On-demand companies trying to keep the costs to their clients as small as possible have difficulties training, managing and motivating workers.

And landing big customers in the construction industry, which is known for being particularly resistant to the adoption of new technologies, could be a challenge.

What’s Required

I don’t believe that the future of Labour Hire Businesses rests solely on a Digital or a Human capacity, but both are inexplicably intertwined.

At Dragon, we will always have our core team of recruiters who genuinely understand the industry.

We also have our loyal tradespeople, many who have worked with us for more than four years.

We believe just automating the process digitally, saves time and money for our clients and provides more opportunity for our labour team.

The Silver Bullet

Air Bnb success is one of the most lauded case-studies of recent years. What many don’t realise is they flounder in mediocrity for several years before becoming the World’s largest accommodation provider. How? Simply, it’s rating system. This transparency instantly dissolves the said challenges around trust for both the Vendor and the Would-be Renter.

The same philosophy can and should will be provided to construction-based human-tech.

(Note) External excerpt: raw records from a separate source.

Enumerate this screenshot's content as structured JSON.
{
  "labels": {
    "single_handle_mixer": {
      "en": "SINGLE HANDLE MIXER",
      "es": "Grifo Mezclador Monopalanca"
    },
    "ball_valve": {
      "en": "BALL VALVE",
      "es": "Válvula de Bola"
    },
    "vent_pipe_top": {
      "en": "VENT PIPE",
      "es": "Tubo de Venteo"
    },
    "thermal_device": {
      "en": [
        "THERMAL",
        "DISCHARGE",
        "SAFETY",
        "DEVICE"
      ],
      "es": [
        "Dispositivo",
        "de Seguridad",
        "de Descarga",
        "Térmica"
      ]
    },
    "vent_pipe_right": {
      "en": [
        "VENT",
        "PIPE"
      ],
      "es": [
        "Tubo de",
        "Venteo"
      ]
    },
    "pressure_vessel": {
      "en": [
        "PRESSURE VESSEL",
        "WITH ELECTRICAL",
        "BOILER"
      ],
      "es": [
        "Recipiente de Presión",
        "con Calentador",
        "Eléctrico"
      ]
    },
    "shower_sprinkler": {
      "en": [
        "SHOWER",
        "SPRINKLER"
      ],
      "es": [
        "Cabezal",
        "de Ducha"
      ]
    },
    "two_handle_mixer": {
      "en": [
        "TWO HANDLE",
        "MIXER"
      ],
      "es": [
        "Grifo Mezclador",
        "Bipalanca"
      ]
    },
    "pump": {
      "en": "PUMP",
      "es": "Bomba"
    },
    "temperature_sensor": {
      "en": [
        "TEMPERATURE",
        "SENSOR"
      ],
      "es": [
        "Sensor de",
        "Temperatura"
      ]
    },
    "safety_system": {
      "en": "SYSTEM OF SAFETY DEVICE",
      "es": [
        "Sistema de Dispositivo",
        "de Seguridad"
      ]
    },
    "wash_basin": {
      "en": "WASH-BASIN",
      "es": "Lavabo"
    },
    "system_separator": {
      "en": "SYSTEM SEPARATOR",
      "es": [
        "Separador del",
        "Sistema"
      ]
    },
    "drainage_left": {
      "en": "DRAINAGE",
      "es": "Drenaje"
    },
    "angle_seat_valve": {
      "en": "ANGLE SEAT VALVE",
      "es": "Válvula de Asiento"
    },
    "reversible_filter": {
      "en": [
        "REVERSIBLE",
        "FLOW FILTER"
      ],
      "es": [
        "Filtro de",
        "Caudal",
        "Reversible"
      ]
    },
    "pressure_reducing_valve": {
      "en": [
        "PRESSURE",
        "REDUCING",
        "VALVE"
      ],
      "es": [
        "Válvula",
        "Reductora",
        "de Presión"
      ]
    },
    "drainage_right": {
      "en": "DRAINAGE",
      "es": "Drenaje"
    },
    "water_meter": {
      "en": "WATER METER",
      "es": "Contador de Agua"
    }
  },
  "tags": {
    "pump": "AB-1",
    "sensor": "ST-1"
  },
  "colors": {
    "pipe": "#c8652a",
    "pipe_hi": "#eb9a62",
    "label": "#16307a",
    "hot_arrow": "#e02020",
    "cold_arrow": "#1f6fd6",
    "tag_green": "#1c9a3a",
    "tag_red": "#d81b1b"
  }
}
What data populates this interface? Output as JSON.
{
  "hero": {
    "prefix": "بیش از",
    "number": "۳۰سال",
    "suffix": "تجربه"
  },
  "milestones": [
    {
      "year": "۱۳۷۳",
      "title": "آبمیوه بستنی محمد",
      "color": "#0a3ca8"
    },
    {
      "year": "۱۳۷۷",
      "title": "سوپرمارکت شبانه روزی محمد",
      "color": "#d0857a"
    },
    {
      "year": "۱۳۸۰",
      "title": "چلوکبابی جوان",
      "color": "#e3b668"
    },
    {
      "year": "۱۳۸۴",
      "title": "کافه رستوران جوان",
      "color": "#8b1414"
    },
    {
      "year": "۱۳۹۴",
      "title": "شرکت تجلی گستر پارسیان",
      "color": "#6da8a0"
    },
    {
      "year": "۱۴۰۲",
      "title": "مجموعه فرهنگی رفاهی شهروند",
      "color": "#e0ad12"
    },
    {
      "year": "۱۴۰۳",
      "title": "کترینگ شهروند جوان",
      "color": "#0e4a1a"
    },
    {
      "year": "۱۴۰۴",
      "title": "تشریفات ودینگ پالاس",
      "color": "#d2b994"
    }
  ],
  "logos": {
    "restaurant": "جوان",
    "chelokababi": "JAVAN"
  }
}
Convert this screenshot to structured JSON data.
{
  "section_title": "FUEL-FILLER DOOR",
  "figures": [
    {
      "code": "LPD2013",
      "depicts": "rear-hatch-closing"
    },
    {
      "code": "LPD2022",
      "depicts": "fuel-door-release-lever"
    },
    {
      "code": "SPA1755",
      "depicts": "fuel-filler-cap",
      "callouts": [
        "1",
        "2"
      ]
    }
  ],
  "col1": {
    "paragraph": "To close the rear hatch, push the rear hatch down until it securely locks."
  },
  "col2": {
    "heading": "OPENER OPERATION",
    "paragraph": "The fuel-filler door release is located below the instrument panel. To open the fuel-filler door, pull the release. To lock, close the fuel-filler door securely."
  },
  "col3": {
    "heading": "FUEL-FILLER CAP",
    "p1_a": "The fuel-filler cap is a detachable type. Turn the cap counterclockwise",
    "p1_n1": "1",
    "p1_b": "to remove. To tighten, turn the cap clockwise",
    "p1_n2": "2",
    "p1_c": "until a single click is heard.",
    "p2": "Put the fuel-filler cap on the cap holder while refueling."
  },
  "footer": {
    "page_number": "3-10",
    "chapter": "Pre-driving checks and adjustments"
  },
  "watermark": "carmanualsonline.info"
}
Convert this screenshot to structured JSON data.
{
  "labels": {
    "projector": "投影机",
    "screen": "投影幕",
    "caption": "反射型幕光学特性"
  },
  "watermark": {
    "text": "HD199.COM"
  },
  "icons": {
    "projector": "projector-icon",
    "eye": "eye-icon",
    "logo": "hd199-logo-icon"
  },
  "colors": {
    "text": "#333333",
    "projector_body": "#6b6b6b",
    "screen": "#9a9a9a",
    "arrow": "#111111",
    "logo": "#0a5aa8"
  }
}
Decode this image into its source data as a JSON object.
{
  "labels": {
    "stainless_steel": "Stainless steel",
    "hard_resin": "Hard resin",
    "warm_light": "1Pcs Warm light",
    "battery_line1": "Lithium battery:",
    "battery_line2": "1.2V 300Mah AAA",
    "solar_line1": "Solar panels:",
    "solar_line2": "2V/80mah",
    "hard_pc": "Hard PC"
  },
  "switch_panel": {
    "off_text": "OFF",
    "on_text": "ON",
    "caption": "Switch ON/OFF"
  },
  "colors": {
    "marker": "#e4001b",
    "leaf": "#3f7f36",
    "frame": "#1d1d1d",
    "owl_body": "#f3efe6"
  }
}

The Dragon Group believes helping the Construction industry continue to grow and improve, relies on support from both sides. Ratings for companies and workers alike – that goes deep into the skill set of the worker and the reliability of the employer.

It’s working for Air BnB, Uber and Google – and it will for construction too.

And it seems the World is starting to wise up to this…

Growth

Global funding for construction tech startups skyrocketed to $254 million in 2015, from $51 million in 2010, according to CB Insights, but analysts say tech companies are just getting started. 500% in 5-years is excellent progress, we say.